In Franco-Belgian comics it’s Hergé whose work is held in the highest regard, yet Hergé himself considered André Franquin a superior artist. That’s a matter of taste. They’re both excellent, but Franquin’s thicker ink line and unrestrained approach is the polar opposite of Hergé’s control. Yet the first Angoulême festival in 1974 awarded Franquin its grand prize. By then he’d being he’d been drawing comics for almost thirty years, and his greatest creation was Gaston Lagaffe, now translated by Cinebook. We should be very grateful, despite Gaston being billed under the altogether less appealing name of Gomer Goof, a hangover from the time a few Gaston strips appeared in a 1980s American anthology title.

Whatever the name, the work speaks for itself. Cinebook have correctly decided to avoid the sometimes awkward early work, and head straight for the start of classic period Gaston, picking up in 1965 (although even in France it was 1967 before the collection appeared). By that time he’d been running for eight years, portrayed as the office junior at Spirou, the magazine that hosted Lucky Luke, Buck Danny and the Smurfs among other long-running series. The good natured Gomer is idle, yet a tireless tinkerer, astoundingly inventive, forever creating ever more incredible devices that inevitably either go wrong with serious consequences, or work perfectly well until disturbed. Having already worn out one boss, by 1965 it’s Fantasio, from the Spirou and Fantasio strips, who’s Gomer’s boss, endlessly infuriated by him, yet also charmed and occasionly intrigued.

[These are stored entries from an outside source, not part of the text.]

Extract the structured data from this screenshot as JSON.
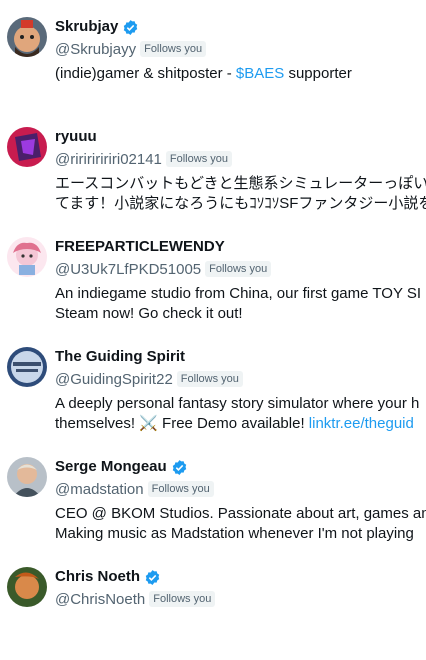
{
  "users": [
    {
      "name": "Skrubjay",
      "verified": true,
      "handle": "@Skrubjayy",
      "follows_label": "Follows you",
      "bio_lines": [
        {
          "pre": "(indie)gamer & shitposter - ",
          "link": "$BAES",
          "post": " supporter"
        }
      ]
    },
    {
      "name": "ryuuu",
      "verified": false,
      "handle": "@riririririri02141",
      "follows_label": "Follows you",
      "bio_lines": [
        {
          "pre": "エースコンバットもどきと生態系シミュレーターっぽい",
          "link": "",
          "post": ""
        },
        {
          "pre": "てます！小説家になろうにもｺｿｺｿSFファンタジー小説を",
          "link": "",
          "post": ""
        }
      ]
    },
    {
      "name": "FREEPARTICLEWENDY",
      "verified": false,
      "handle": "@U3Uk7LfPKD51005",
      "follows_label": "Follows you",
      "bio_lines": [
        {
          "pre": "An indiegame studio from China, our first game TOY SI",
          "link": "",
          "post": ""
        },
        {
          "pre": "Steam now! Go check it out!",
          "link": "",
          "post": ""
        }
      ]
    },
    {
      "name": "The Guiding Spirit",
      "verified": false,
      "handle": "@GuidingSpirit22",
      "follows_label": "Follows you",
      "bio_lines": [
        {
          "pre": "A deeply personal fantasy story simulator where your h",
          "link": "",
          "post": ""
        },
        {
          "pre": "themselves! ⚔️ Free Demo available! ",
          "link": "linktr.ee/theguid",
          "post": ""
        }
      ]
    },
    {
      "name": "Serge Mongeau",
      "verified": true,
      "handle": "@madstation",
      "follows_label": "Follows you",
      "bio_lines": [
        {
          "pre": "CEO @ BKOM Studios. Passionate about art, games an",
          "link": "",
          "post": ""
        },
        {
          "pre": "Making music as Madstation whenever I'm not playing",
          "link": "",
          "post": ""
        }
      ]
    },
    {
      "name": "Chris Noeth",
      "verified": true,
      "handle": "@ChrisNoeth",
      "follows_label": "Follows you",
      "bio_lines": []
    }
  ],
  "colors": {
    "text": "#0f1419",
    "secondary": "#536471",
    "link": "#1d9bf0",
    "badge_bg": "#eff3f4",
    "verified": "#1d9bf0"
  }
}
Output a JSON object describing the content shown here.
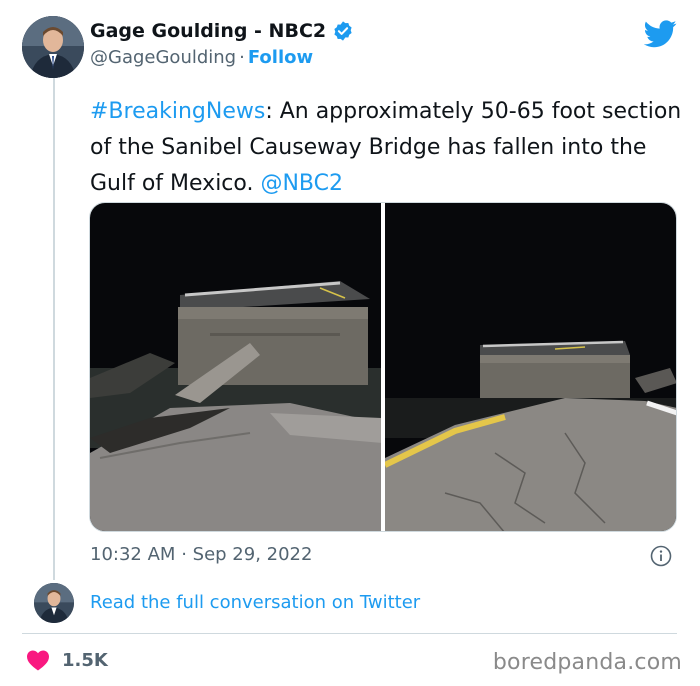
{
  "author": {
    "display_name": "Gage Goulding - NBC2",
    "handle": "@GageGoulding",
    "separator": "·",
    "follow_label": "Follow",
    "verified_icon": "verified-badge-icon"
  },
  "tweet": {
    "hashtag": "#BreakingNews",
    "body": ": An approximately 50-65 foot section of the Sanibel Causeway Bridge has fallen into the Gulf of Mexico. ",
    "mention": "@NBC2"
  },
  "meta": {
    "time": "10:32 AM",
    "separator": "·",
    "date": "Sep 29, 2022"
  },
  "conversation_link": "Read the full conversation on Twitter",
  "likes": {
    "count": "1.5K",
    "icon": "heart-icon"
  },
  "watermark": "boredpanda.com",
  "colors": {
    "link": "#1d9bf0",
    "secondary_text": "#536471",
    "heart": "#f91880",
    "twitter_bird": "#1d9bf0"
  }
}
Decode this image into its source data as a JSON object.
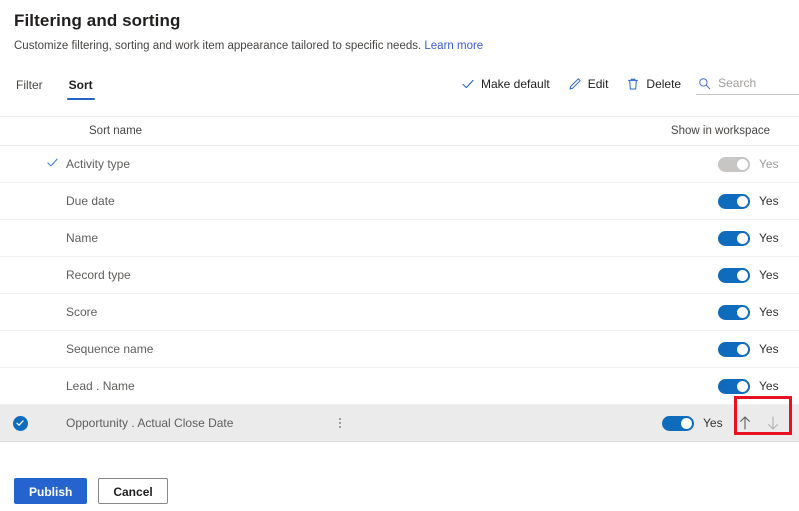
{
  "header": {
    "title": "Filtering and sorting",
    "subtitle": "Customize filtering, sorting and work item appearance tailored to specific needs.",
    "learn_more": "Learn more"
  },
  "tabs": [
    {
      "label": "Filter",
      "active": false
    },
    {
      "label": "Sort",
      "active": true
    }
  ],
  "toolbar": {
    "make_default_label": "Make default",
    "edit_label": "Edit",
    "delete_label": "Delete",
    "search_placeholder": "Search",
    "search_value": ""
  },
  "table": {
    "columns": {
      "sort_name": "Sort name",
      "show_in_workspace": "Show in workspace"
    },
    "rows": [
      {
        "name": "Activity type",
        "is_default": true,
        "selected": false,
        "toggle_on": true,
        "toggle_disabled": true,
        "toggle_label": "Yes"
      },
      {
        "name": "Due date",
        "is_default": false,
        "selected": false,
        "toggle_on": true,
        "toggle_disabled": false,
        "toggle_label": "Yes"
      },
      {
        "name": "Name",
        "is_default": false,
        "selected": false,
        "toggle_on": true,
        "toggle_disabled": false,
        "toggle_label": "Yes"
      },
      {
        "name": "Record type",
        "is_default": false,
        "selected": false,
        "toggle_on": true,
        "toggle_disabled": false,
        "toggle_label": "Yes"
      },
      {
        "name": "Score",
        "is_default": false,
        "selected": false,
        "toggle_on": true,
        "toggle_disabled": false,
        "toggle_label": "Yes"
      },
      {
        "name": "Sequence name",
        "is_default": false,
        "selected": false,
        "toggle_on": true,
        "toggle_disabled": false,
        "toggle_label": "Yes"
      },
      {
        "name": "Lead . Name",
        "is_default": false,
        "selected": false,
        "toggle_on": true,
        "toggle_disabled": false,
        "toggle_label": "Yes"
      },
      {
        "name": "Opportunity . Actual Close Date",
        "is_default": false,
        "selected": true,
        "toggle_on": true,
        "toggle_disabled": false,
        "toggle_label": "Yes",
        "show_more": true,
        "show_arrows": true
      }
    ]
  },
  "footer": {
    "publish_label": "Publish",
    "cancel_label": "Cancel"
  },
  "colors": {
    "accent_blue": "#2564cf",
    "toggle_blue": "#0f6cbd",
    "link_blue": "#3b5bdb",
    "annotation_red": "#e81123",
    "selected_row": "#ebebeb",
    "disabled_grey": "#c8c6c4"
  },
  "icons": {
    "make_default": "checkmark-icon",
    "edit": "pencil-icon",
    "delete": "trash-icon",
    "search": "search-icon",
    "default_row": "checkmark-icon",
    "selected_row": "check-circle-icon",
    "row_menu": "more-vertical-icon",
    "move_up": "arrow-up-icon",
    "move_down": "arrow-down-icon"
  }
}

Franquin is as creative as Gomer in conceiving the outrageous machines and their application, and by this time the primary recurring cast are in place. In addition to Fantasio there’s Miss Jeanne, the pretty office secretary with whom Gomer has a friendly relationship; Mr Mesmaeker, forever turning up at the office with important contracts to be signed, and forever the victim of Gomer’s latest device; Officer Longtarin, a police officer eventually formalised after so many were required for the strips, and while not human, few would deny Gaston’s converted 1930s Fiat taxi cab a place among the supporting cast. Still recently acquired in 1965, but perpetually clapped out, Gomer’s modifications are frequently applied.

Are these half page gags still funny fifty years after their creation? Emphatically, yes. As with all gag strips, not every episode is gold, but Franquin, with occasional help from Yvan Delporte, hits the target far more often than not, and with his beguiling cartooning the job is half done before any reading starts. For someone who’s perpetually slouching, there’s a fantastic sense of movement about Gomer. Franquin stretches him into wonderfully comic shapes while accentuating his large hands and feet, and he’s a brilliantly intuitive cartoonist. Down to the background characters he lets you know how his cast feel. Also credited is Jidéhem (Jean De Mesmaeker – known by a French pronunciation of his initials, as was Hergé), here for backgrounds, but he’d later illustrate many of the strips himself working from Franquin’s layouts.

As well as gag scripts, Franquin would also write little text pieces about Gaston, as if newspaper or police reports, and their inclusion drags the star rating down for their frequency. The skill of Franquin’s half page and subsequent full page strips was being able to hone in on a gag concisely with precision. Some of these text pieces ramble. At the asking price, however, you’re getting more than enough prime material from one of the world’s greatest ever cartoonists, and that’s more than good enough. A second volume, It’s a Van Goof, is promised soon.